Fig. 4. Venetoclax and S63845 induce apoptosis in sensitive cells.

a Western blot of cleaved PARP and Caspase 3 in SCLC cells 1 or 2 days after treatment with 2.5 µM venetoclax (Ven), S63845 (S6) or a combination of both. Bars show densitometry relative to GAPDH of 2 biological replicates as mean ± SD. b Cells were treated with 2.5 µM venetoclax or a S63845, or a combination of both. Apoptosis was measured after 48 h by propidium iodide (PI) or AnnexinV staining via flow cytometry. Data are shown as mean + SD of 3 biological replicates. The high number of dead cells in the control groups is due to the non-adherent properties of the cell lines. c Representative flow cytometry plots after 48 h.

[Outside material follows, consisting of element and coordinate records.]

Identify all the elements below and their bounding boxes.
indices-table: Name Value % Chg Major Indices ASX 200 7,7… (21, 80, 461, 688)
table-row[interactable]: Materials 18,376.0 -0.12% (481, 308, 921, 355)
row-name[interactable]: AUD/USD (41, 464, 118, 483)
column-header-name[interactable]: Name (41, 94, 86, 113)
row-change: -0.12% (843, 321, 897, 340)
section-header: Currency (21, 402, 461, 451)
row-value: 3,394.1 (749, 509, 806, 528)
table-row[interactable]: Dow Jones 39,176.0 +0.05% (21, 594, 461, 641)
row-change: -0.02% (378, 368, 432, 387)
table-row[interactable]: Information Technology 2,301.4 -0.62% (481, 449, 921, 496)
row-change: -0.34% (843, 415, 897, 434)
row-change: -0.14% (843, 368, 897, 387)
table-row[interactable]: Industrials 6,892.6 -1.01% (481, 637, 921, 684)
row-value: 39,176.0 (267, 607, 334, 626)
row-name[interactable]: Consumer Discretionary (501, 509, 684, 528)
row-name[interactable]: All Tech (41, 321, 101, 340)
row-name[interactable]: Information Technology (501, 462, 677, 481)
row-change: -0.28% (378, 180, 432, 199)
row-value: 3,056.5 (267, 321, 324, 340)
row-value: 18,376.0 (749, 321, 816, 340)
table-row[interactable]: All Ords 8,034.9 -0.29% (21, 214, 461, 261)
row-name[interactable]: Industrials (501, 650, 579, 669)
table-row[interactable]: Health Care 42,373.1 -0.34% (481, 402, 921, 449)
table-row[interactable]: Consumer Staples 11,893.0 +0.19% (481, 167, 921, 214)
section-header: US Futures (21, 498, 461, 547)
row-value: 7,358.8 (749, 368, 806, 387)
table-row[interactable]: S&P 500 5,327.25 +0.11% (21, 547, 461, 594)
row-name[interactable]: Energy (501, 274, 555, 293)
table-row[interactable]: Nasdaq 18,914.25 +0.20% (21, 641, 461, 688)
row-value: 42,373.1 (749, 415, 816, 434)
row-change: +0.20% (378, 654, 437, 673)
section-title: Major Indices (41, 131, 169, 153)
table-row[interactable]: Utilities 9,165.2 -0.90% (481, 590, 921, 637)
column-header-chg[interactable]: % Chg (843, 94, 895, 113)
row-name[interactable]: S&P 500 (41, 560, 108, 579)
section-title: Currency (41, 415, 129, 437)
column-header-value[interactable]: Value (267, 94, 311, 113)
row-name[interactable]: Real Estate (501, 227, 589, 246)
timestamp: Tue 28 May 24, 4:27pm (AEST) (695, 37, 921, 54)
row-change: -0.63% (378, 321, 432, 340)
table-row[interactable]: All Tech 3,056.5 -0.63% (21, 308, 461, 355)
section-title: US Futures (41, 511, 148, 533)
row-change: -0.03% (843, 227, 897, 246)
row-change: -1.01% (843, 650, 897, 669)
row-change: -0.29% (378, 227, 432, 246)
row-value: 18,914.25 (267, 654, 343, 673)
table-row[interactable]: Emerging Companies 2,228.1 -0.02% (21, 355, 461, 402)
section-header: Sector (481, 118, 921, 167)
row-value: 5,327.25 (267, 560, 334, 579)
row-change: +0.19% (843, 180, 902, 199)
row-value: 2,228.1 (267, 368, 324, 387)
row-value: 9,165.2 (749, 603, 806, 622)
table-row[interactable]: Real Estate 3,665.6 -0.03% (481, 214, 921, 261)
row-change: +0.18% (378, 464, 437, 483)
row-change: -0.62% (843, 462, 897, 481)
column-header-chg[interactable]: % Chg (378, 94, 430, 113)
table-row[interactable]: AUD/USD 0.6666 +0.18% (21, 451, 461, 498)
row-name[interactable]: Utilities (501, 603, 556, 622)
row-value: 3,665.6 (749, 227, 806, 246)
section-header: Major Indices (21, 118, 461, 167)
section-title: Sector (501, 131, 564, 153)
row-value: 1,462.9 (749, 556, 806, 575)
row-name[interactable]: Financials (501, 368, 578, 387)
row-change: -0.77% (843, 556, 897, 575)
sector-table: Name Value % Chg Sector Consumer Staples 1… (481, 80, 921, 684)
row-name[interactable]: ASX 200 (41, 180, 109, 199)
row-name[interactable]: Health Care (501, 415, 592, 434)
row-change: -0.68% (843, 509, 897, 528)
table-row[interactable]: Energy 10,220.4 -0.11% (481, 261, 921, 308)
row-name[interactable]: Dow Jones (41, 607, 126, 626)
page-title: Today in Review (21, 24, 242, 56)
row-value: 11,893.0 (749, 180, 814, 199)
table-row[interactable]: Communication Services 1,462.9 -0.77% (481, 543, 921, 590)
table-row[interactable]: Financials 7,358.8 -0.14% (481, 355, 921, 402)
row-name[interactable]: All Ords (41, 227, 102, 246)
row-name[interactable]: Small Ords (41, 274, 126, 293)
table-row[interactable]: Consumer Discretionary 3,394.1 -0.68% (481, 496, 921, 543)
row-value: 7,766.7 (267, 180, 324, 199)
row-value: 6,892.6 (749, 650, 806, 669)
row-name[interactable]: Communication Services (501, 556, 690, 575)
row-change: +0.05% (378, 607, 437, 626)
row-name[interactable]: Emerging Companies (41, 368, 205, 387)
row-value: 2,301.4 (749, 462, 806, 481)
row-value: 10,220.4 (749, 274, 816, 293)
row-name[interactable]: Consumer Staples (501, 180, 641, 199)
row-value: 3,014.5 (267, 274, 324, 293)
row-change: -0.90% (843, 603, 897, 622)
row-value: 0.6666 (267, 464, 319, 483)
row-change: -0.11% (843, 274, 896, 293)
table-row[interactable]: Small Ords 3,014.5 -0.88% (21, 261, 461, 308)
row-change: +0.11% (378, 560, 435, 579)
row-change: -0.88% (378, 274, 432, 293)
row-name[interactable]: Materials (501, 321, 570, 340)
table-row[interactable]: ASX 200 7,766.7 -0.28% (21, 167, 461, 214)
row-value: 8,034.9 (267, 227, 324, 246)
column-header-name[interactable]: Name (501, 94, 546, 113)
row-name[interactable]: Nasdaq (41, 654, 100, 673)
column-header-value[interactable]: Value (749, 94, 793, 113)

Fig. 5. BAX is required for synergistic interactions between venetoclax and S63845.

a Max. synergy score deriving from HSA/Combenefit analysis. The red line indicates the threshold between additive (<15, Add) and synergistic (>15, Syn), as indicated by the black line, resulting in 5 cell lines per group. b Expression profiles deriving from Western blot analysis between the synergistic (Syn) and additive/antagonistic (Add) cell line groups. Each dot represents the mean of one cell line. c Dose–response curves of H1048 cells transfected with eGFP (H1048^eGFP) or BAX (H1048^BAX) after 72 h treatment with venetoclax and S63845 at the indicated doses, deriving from MTT assays (left) and corresponding HSA synergy/antagonism plots generated by the Combenefit software (right). Data are shown as mean ± SD. d Max. synergy score and e synergism sum score, deriving from HSA analysis. f Colony formation assays of H1048^eGFP and H1048^BAX after 10 days of incubation with DMSO (Co), 1 µM venetoclax (Ven), 1 µM S63845 (S6) or a combination of both (Ven+S6) (ANOVA and Dunnett’s multiple comparison test), *p < 0.05, **p < 0.01, ***p < 0.001.